Para mim, a coisa mais fácil do mundo sempre foi distinguir instantaneamente uma pessoa especial de uma pessoa banal.
Nunca ninguém mo disse directamente, mas sei porque o sinto: distingo-as como a água
do azeite.
As pessoas especiais são aquelas que vemos no meio da multidão sem
que se pronunciem. Limitam-se a estar lá. São as pessoas a quem o
diálogo é prescindido, uma troca de olhares chega. As pessoas especiais, tenho
a sorte de conhecer algumas, não julgam, ajudam. Não reprovam, remendam. E
quando nos pedem uma mão, oferecem-nos imediatamente o resto do corpo. As tais
pessoas especiais de quem falo, não são excecionalmente bonitas, inteligentes
ou bem-sucedidas. No entanto, possuem um encanto quase mitológico: a qualidade,
hoje descurada, da tradicional autenticidade. Sem horas, folgas, nem modas,
vestem sempre o mesmo. Estas são as pessoas, que nos oferecem um sorriso jovem,
e momentos que não cabem em poemas. As mesmas que nos mimam numa constipação ou
numa ressaca, só para que no dia seguinte nos paguem mais uma rodada, e nos façam
sentir donos do universo. As pessoas especiais não se vão com o tempo nem com a
morte. Fazem-nos ser mais do que nós mesmos, em bem de algo maior, de algo
melhor. Algo que muitos já esqueceram a meio do percurso.

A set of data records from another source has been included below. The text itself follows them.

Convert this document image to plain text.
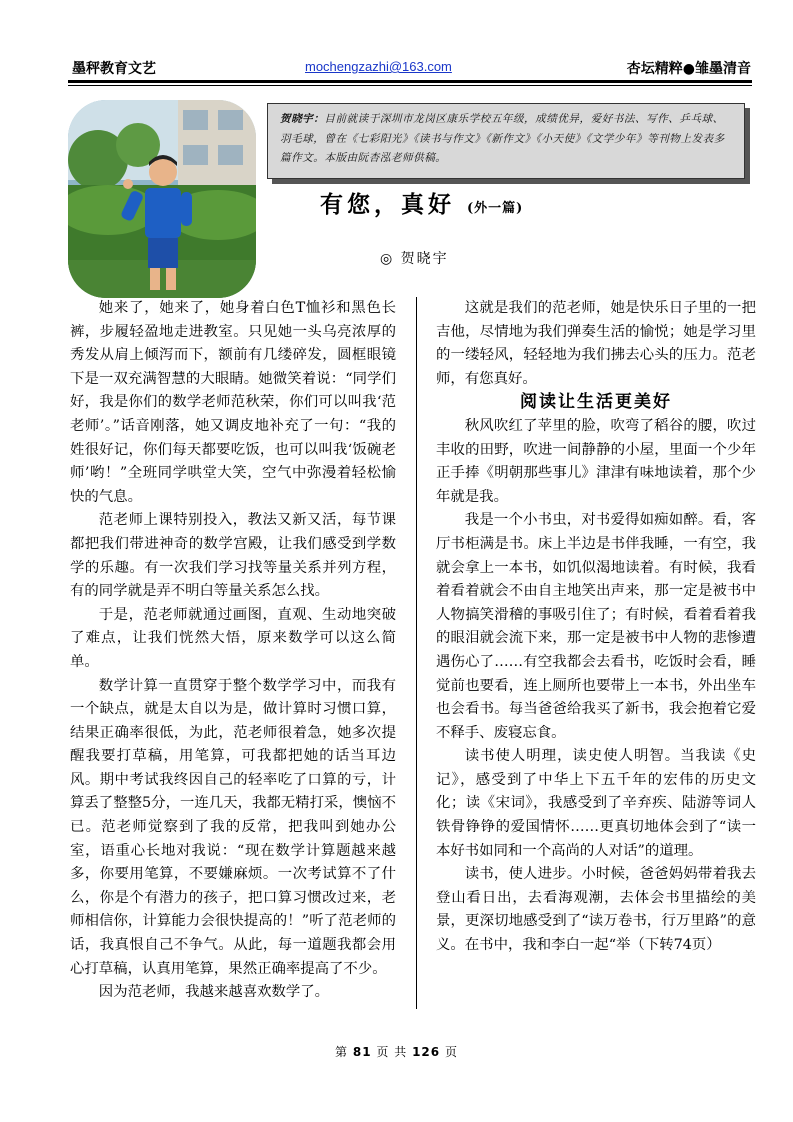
墨秤教育文艺	mochengzazhi@163.com	杏坛精粹●雏墨清音
贺晓宇：目前就读于深圳市龙岗区康乐学校五年级，成绩优异，爱好书法、写作、乒乓球、羽毛球，曾在《七彩阳光》《读书与作文》《新作文》《小天使》《文学少年》等刊物上发表多篇作文。本版由阮杏泓老师供稿。
有您，真好 (外一篇)
◎ 贺晓宇

她来了，她来了，她身着白色T恤衫和黑色长裤，步履轻盈地走进教室。只见她一头乌亮浓厚的秀发从肩上倾泻而下，额前有几缕碎发，圆框眼镜下是一双充满智慧的大眼睛。她微笑着说：“同学们好，我是你们的数学老师范秋荣，你们可以叫我‘范老师’。”话音刚落，她又调皮地补充了一句：“我的姓很好记，你们每天都要吃饭，也可以叫我‘饭碗老师’哟！”全班同学哄堂大笑，空气中弥漫着轻松愉快的气息。

范老师上课特别投入，教法又新又活，每节课都把我们带进神奇的数学宫殿，让我们感受到学数学的乐趣。有一次我们学习找等量关系并列方程，有的同学就是弄不明白等量关系怎么找。

于是，范老师就通过画图，直观、生动地突破了难点，让我们恍然大悟，原来数学可以这么简单。

数学计算一直贯穿于整个数学学习中，而我有一个缺点，就是太自以为是，做计算时习惯口算，结果正确率很低，为此，范老师很着急，她多次提醒我要打草稿，用笔算，可我都把她的话当耳边风。期中考试我终因自己的轻率吃了口算的亏，计算丢了整整5分，一连几天，我都无精打采，懊恼不已。范老师觉察到了我的反常，把我叫到她办公室，语重心长地对我说：“现在数学计算题越来越多，你要用笔算，不要嫌麻烦。一次考试算不了什么，你是个有潜力的孩子，把口算习惯改过来，老师相信你，计算能力会很快提高的！”听了范老师的话，我真恨自己不争气。从此，每一道题我都会用心打草稿，认真用笔算，果然正确率提高了不少。

因为范老师，我越来越喜欢数学了。

这就是我们的范老师，她是快乐日子里的一把吉他，尽情地为我们弹奏生活的愉悦；她是学习里的一缕轻风，轻轻地为我们拂去心头的压力。范老师，有您真好。

阅读让生活更美好

秋风吹红了苹里的脸，吹弯了稻谷的腰，吹过丰收的田野，吹进一间静静的小屋，里面一个少年正手捧《明朝那些事儿》津津有味地读着，那个少年就是我。

我是一个小书虫，对书爱得如痴如醉。看，客厅书柜满是书。床上半边是书伴我睡，一有空，我就会拿上一本书，如饥似渴地读着。有时候，我看着看着就会不由自主地笑出声来，那一定是被书中人物搞笑滑稽的事吸引住了；有时候，看着看着我的眼泪就会流下来，那一定是被书中人物的悲惨遭遇伤心了……有空我都会去看书，吃饭时会看，睡觉前也要看，连上厕所也要带上一本书，外出坐车也会看书。每当爸爸给我买了新书，我会抱着它爱不释手、废寝忘食。

读书使人明理，读史使人明智。当我读《史记》，感受到了中华上下五千年的宏伟的历史文化；读《宋词》，我感受到了辛弃疾、陆游等词人铁骨铮铮的爱国情怀……更真切地体会到了“读一本好书如同和一个高尚的人对话”的道理。

读书，使人进步。小时候，爸爸妈妈带着我去登山看日出，去看海观潮，去体会书里描绘的美景，更深切地感受到了“读万卷书，行万里路”的意义。在书中，我和李白一起“举（下转74页）

第 81 页 共 126 页
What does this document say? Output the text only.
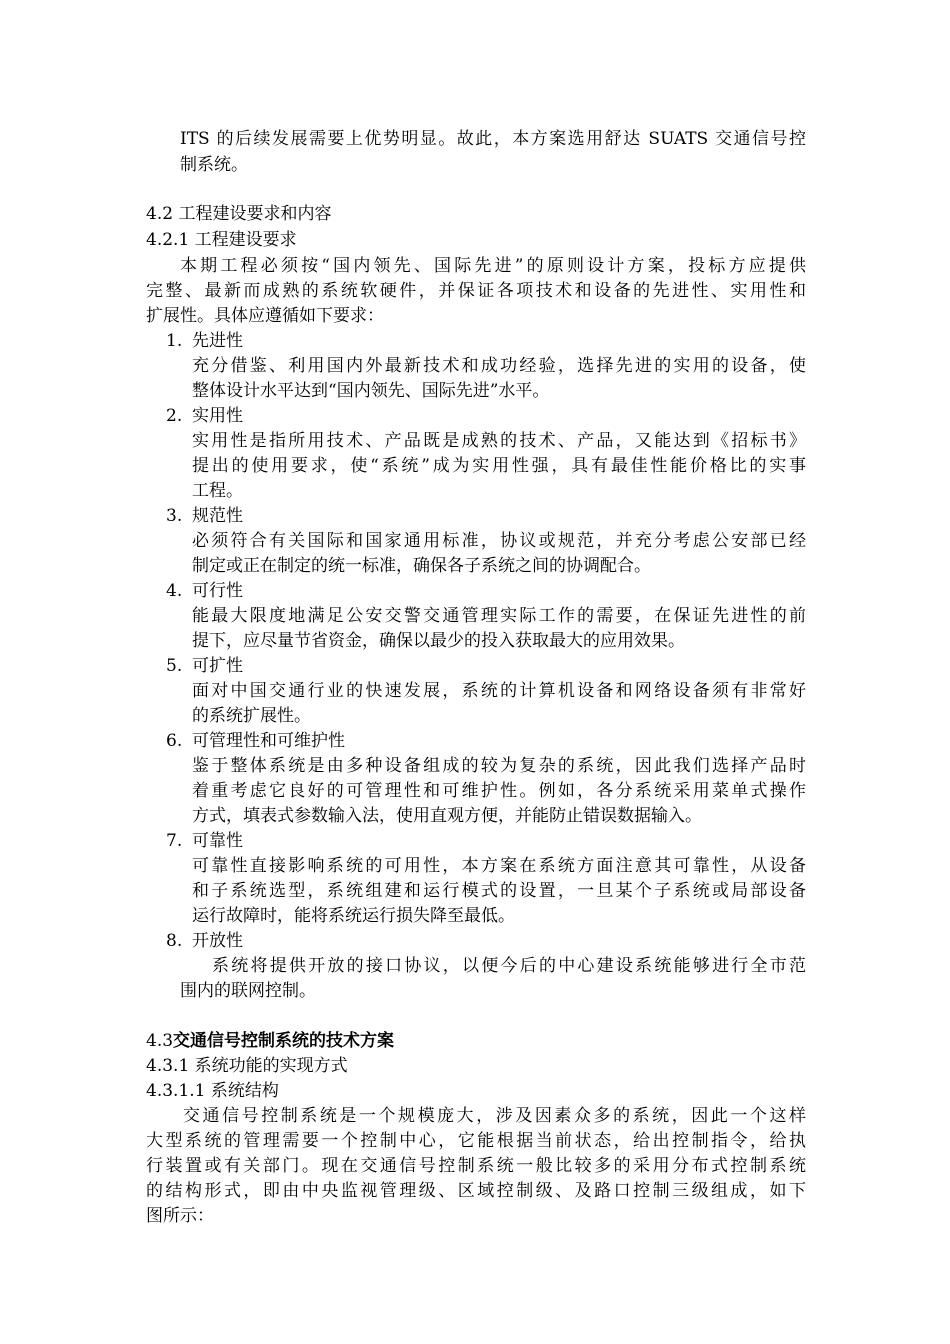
ITS 的后续发展需要上优势明显。故此，本方案选用舒达 SUATS 交通信号控
制系统。
4.2 工程建设要求和内容
4.2.1 工程建设要求
本期工程必须按“国内领先、国际先进”的原则设计方案，投标方应提供
完整、最新而成熟的系统软硬件，并保证各项技术和设备的先进性、实用性和
扩展性。具体应遵循如下要求：
1. 先进性
充分借鉴、利用国内外最新技术和成功经验，选择先进的实用的设备，使
整体设计水平达到“国内领先、国际先进”水平。
2. 实用性
实用性是指所用技术、产品既是成熟的技术、产品，又能达到《招标书》
提出的使用要求，使“系统”成为实用性强，具有最佳性能价格比的实事
工程。
3. 规范性
必须符合有关国际和国家通用标准，协议或规范，并充分考虑公安部已经
制定或正在制定的统一标准，确保各子系统之间的协调配合。
4. 可行性
能最大限度地满足公安交警交通管理实际工作的需要，在保证先进性的前
提下，应尽量节省资金，确保以最少的投入获取最大的应用效果。
5. 可扩性
面对中国交通行业的快速发展，系统的计算机设备和网络设备须有非常好
的系统扩展性。
6. 可管理性和可维护性
鉴于整体系统是由多种设备组成的较为复杂的系统，因此我们选择产品时
着重考虑它良好的可管理性和可维护性。例如，各分系统采用菜单式操作
方式，填表式参数输入法，使用直观方便，并能防止错误数据输入。
7. 可靠性
可靠性直接影响系统的可用性，本方案在系统方面注意其可靠性，从设备
和子系统选型，系统组建和运行模式的设置，一旦某个子系统或局部设备
运行故障时，能将系统运行损失降至最低。
8. 开放性
系统将提供开放的接口协议，以便今后的中心建设系统能够进行全市范
围内的联网控制。
4.3交通信号控制系统的技术方案
4.3.1 系统功能的实现方式
4.3.1.1 系统结构
交通信号控制系统是一个规模庞大，涉及因素众多的系统，因此一个这样
大型系统的管理需要一个控制中心，它能根据当前状态，给出控制指令，给执
行装置或有关部门。现在交通信号控制系统一般比较多的采用分布式控制系统
的结构形式，即由中央监视管理级、区域控制级、及路口控制三级组成，如下
图所示：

No entanto, não permitam por
lapso da ingenuidade, ou saudade, confundirem estas pessoas com aquelas que vou
tatuaram. Essas pessoas não são especiais, foram marcantes. Marcaram-nos no passado
e no passado sepultadas estão. Falo daquelas pessoas que um dia nos amarraram a
elas, não com cordas mas com palavras. Que nos fizeram rir , mas sobretudo que
fingiram acompanhar-nos na luta. Falo das pessoas que um dia foram nossas
confidentes, as que receberam os nossos gestos, e das quais hoje guardamos significativas e bonitas memórias. Enfim, a verdade é só uma: os momentos inesquecíveis que partilhámos não
são suficientes para lhes conceder o epíteto de “especial”. Até porque, de
entre todas as coisas que distinguem uma pessoa especial, da banal e da
marcante, a mais notória é o brilho que emanam.
Pessoas especiais esperam-nos no
fundo do túnel, e não desistem de abanar o braço, até que as alcancemos.
Escrevem-nos cartas, e-mails, fazem sinais de fumo se assim for necessário. Não
descriminam, não desistem. Desdobram-se em duas e descobrem como descortinar quem somos
quando ninguém está a ver: no sofá em frente à t.v, de pijama e descalços de pantufas e de fé. A
luz de que falo não nos cega, mas ilumina-nos, elucida-nos , até enxergarmos aquilo que quem ama
incondicionalmente vê.
Estas pessoas não são vulgares, são
vulcânicas. Aquecem-nos por dentro, e depois levam-nos para dançar. Sim, gosto de
pessoas especiais pela sua raridade, mas sobretudo porque me fascinam: a
humildade é escassa num mundo onde abundam abutres. E as pessoas especiais
acham-se tão pequenas… Mal sabendo elas o quanto são infinitas!
São poucas as pessoas
especiais que conheço, mas sem intrujice ou falsa ilusão , posso dizer de
coração cheio que sou uma sortuda por guardá-las tão bem, e sentir-me guardada.